What is an Animal Patent?
Until 1980, the USPTO had prohibited the patenting of living organisms. Organisms were considered "products of nature," and thus not patentable. That changed, unfortunately, when the U.S. Supreme Court considered an appeal of a denied patent application for an oil-eating bacterium. By a vote of 5-4, the Court ruled that the "relevant distinction is not between living and inanimate things, but whether living products could be seen as 'human-made inventions.'" Some years later, after deciding that genetically modified oysters could be patentable 'subject matter,' the USPTO in 1987 announced, without Congressional backing, that it "now considers nonnaturally occurring, nonhuman, multicellular living organisms, including animals, to be patentable subject matter."
Patents Can Be Challenged
The U.S. Patent Law was changed in 1999 so that challenges to any newly-issued patent can be submitted by any person or organization to the USPTO, and any challengers can now participate in the proceedings.
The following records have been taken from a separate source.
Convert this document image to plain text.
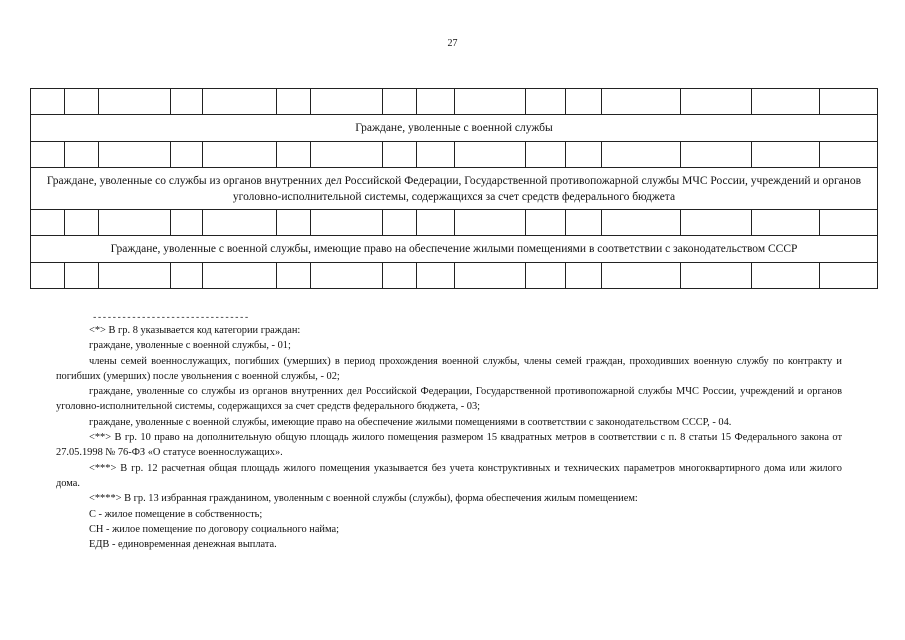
27

Граждане, уволенные с военной службы															

Граждане, уволенные со службы из органов внутренних дел Российской Федерации, Государственной противопожарной службы МЧС России, учреждений и органов уголовно-исполнительной системы, содержащихся за счет средств федерального бюджета															

Граждане, уволенные с военной службы, имеющие право на обеспечение жилыми помещениями в соответствии с законодательством СССР															

--------------------------------

<*> В гр. 8 указывается код категории граждан:

граждане, уволенные с военной службы, - 01;

члены семей военнослужащих, погибших (умерших) в период прохождения военной службы, члены семей граждан, проходивших военную службу по контракту и погибших (умерших) после увольнения с военной службы, - 02;

граждане, уволенные со службы из органов внутренних дел Российской Федерации, Государственной противопожарной службы МЧС России, учреждений и органов уголовно-исполнительной системы, содержащихся за счет средств федерального бюджета, - 03;

граждане, уволенные с военной службы, имеющие право на обеспечение жилыми помещениями в соответствии с законодательством СССР, - 04.

<**> В гр. 10 право на дополнительную общую площадь жилого помещения размером 15 квадратных метров в соответствии с п. 8 статьи 15 Федерального закона от 27.05.1998 № 76-ФЗ «О статусе военнослужащих».

<***> В гр. 12 расчетная общая площадь жилого помещения указывается без учета конструктивных и технических параметров многоквартирного дома или жилого дома.

<****> В гр. 13 избранная гражданином, уволенным с военной службы (службы), форма обеспечения жилым помещением:

С - жилое помещение в собственность;

СН - жилое помещение по договору социального найма;

ЕДВ - единовременная денежная выплата.
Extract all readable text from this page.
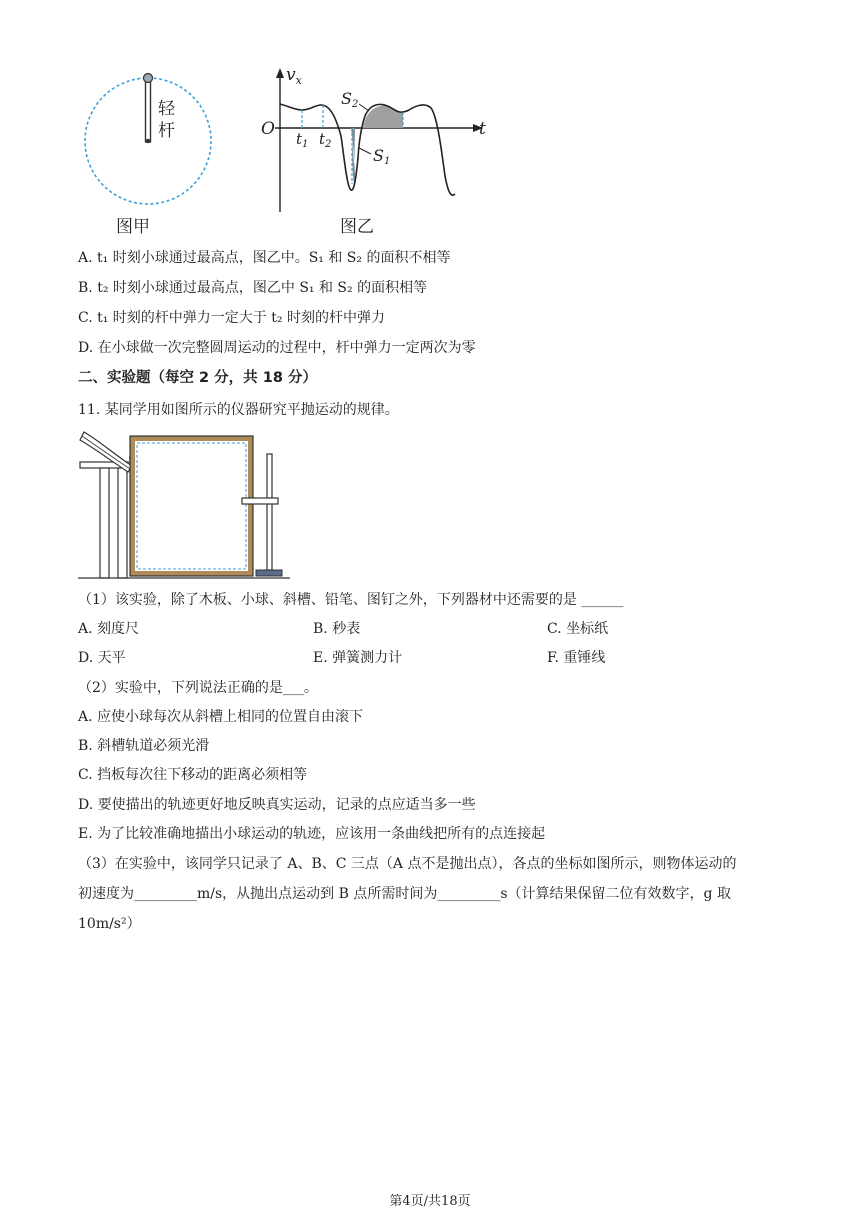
轻
杆
图甲
$v_x$
t
O $t_1$ $t_2$
S2
S1
图乙
A. t₁ 时刻小球通过最高点，图乙中。S₁ 和 S₂ 的面积不相等
B. t₂ 时刻小球通过最高点，图乙中 S₁ 和 S₂ 的面积相等
C. t₁ 时刻的杆中弹力一定大于 t₂ 时刻的杆中弹力
D. 在小球做一次完整圆周运动的过程中，杆中弹力一定两次为零
二、实验题（每空 2 分，共 18 分）
11. 某同学用如图所示的仪器研究平抛运动的规律。
（1）该实验，除了木板、小球、斜槽、铅笔、图钉之外，下列器材中还需要的是 ______
A. 刻度尺	B. 秒表	C. 坐标纸
D. 天平	E. 弹簧测力计	F. 重锤线
（2）实验中，下列说法正确的是___。
A. 应使小球每次从斜槽上相同的位置自由滚下
B. 斜槽轨道必须光滑
C. 挡板每次往下移动的距离必须相等
D. 要使描出的轨迹更好地反映真实运动，记录的点应适当多一些
E. 为了比较准确地描出小球运动的轨迹，应该用一条曲线把所有的点连接起
（3）在实验中，该同学只记录了 A、B、C 三点（A 点不是抛出点），各点的坐标如图所示，则物体运动的
初速度为_________m/s，从抛出点运动到 B 点所需时间为_________s（计算结果保留二位有效数字，g 取
10m/s²）
第4页/共18页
If a challenger is dissatisfied with the decision of the USPTO, an appeal can be made to the Federal Circuit Court, and possibly, the Supreme Court. As part of our Stop Animal Patents campaign, AAVS has successfully challenged two animal patents to date. AAVS’s successes in overturning animal patents will help bring attention to the fact that animal patents are neither legally valid nor morally acceptable, and will hopefully bring an end to a system that treats animals as if they were human inventions.